La grande majorité des emplois zéro-heure sont régis par des contrats oraux ou collectifs (il suffit que leurs termes soient affichés dans un coin obscur, sans obligation de porter ces termes à la connaissance du salarié) qui donnent le droit aux travailleurs de « choisir » de faire ou non les heures proposées, mais les privent des congés mentionnés ci-dessus. Bien sûr, ce « choix » est illusoire : le patron peut toujours menacer un travailleur de le priver de travail pendant des semaines s'il refuse des heures.

Enfin, si le salarié zéro-heure doit demander l'autorisation explicite de son employeur pour prendre un second emploi, en revanche son employeur n'a aucune obligation à son égard, même pas celle de lui donner la préférence sur un intérim ou un sous-traitant extérieur pour faire le même travail.

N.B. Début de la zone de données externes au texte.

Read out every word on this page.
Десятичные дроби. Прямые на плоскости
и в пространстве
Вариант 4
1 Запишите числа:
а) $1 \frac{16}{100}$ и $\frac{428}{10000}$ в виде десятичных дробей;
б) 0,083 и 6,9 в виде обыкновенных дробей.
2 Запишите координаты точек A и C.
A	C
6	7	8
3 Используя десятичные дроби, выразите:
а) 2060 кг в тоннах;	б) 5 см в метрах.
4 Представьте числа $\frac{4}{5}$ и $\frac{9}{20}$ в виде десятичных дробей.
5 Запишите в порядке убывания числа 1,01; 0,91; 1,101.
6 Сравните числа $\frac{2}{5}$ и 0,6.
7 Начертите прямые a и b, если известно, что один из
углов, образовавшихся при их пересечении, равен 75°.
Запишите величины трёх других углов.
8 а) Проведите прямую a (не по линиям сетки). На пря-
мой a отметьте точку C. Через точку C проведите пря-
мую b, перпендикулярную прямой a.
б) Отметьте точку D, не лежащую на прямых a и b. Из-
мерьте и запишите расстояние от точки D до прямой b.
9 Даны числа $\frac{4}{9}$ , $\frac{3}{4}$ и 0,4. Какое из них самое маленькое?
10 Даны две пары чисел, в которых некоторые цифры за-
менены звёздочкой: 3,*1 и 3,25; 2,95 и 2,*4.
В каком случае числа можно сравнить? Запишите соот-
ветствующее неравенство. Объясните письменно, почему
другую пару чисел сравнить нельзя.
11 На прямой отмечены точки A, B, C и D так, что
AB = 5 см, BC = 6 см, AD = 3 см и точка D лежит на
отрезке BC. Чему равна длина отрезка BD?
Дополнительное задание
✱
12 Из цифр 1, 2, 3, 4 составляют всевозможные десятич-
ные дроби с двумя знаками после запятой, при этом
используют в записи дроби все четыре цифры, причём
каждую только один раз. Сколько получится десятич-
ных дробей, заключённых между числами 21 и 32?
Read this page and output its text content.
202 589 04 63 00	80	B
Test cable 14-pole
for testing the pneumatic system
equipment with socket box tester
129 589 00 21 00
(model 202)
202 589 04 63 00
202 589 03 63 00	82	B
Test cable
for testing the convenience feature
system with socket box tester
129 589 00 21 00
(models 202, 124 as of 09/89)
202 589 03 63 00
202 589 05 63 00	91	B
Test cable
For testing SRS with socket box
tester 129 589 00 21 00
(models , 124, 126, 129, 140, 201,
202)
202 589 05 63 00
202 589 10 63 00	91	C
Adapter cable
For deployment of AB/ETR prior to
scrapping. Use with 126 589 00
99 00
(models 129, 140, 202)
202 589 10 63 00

Un couteau suisse de l'exploitation

Comme toutes les formes de précarité, les emplois zéro-heure servent, entre autres, à tourner les quelques droits reconnus par le code du travail. En particulier, évidemment, le salaire minimum, puisque les zéro-heure font les frais des « bas » circonstanciels de l'activité, en lieu et place de l'entreprise.

Ces emplois permettent aussi de contourner la loi sur la semaine de 48 heures (héritée d'une directive européenne) : ce maximum étant calculé comme une moyenne sur une période de 17 semaines, rien n'empêche un patron de faire faire 60 heures par semaine à ses zéro-heure pendant trois semaines et 5 heures pendant les 14 autres. Au total, la moyenne de 48 heures n'aura pas été dépassée, le patron n'aura pas eu à payer de majoration horaire pour heures supplémentaires, de nuit ou de week-end (les zéro-heure n'y ont pas droit) et il sera même exonéré de charges sociales, parce que le salaire total versé sera inférieur au plancher au-dessus duquel il devrait en payer !

Enfin, parmi les avantages des emplois zéro-heure les plus prisés par les entreprises, il y a le fait qu'ils leur fournissent leur propre « armée industrielle de réserve », pratiquement corvéable à merci, sans que cela leur coûte un penny, et que chacun de ces salariés se trouve la plupart du temps isolé des autres et donc d'autant moins susceptible de participer à des activités collectives, syndicales entre autres.

La montée des emplois zéro-heure, tout comme celle du travail précaire en général, explique par ailleurs le niveau relativement faible du chômage en Grande-Bretagne par rapport aux autres pays riches. Ce fait, combiné aux avantages que ces emplois présentent pour les entreprises, signifie que les promesses actuelles, tant du gouvernement que du Parti travailliste, d'en « éliminer l'utilisation abusive » ont bien peu de chances de se matérialiser un jour – en tout cas pas sans que la classe ouvrière donne un grand coup de pied dans la fourmilière de l'exploitation capitaliste.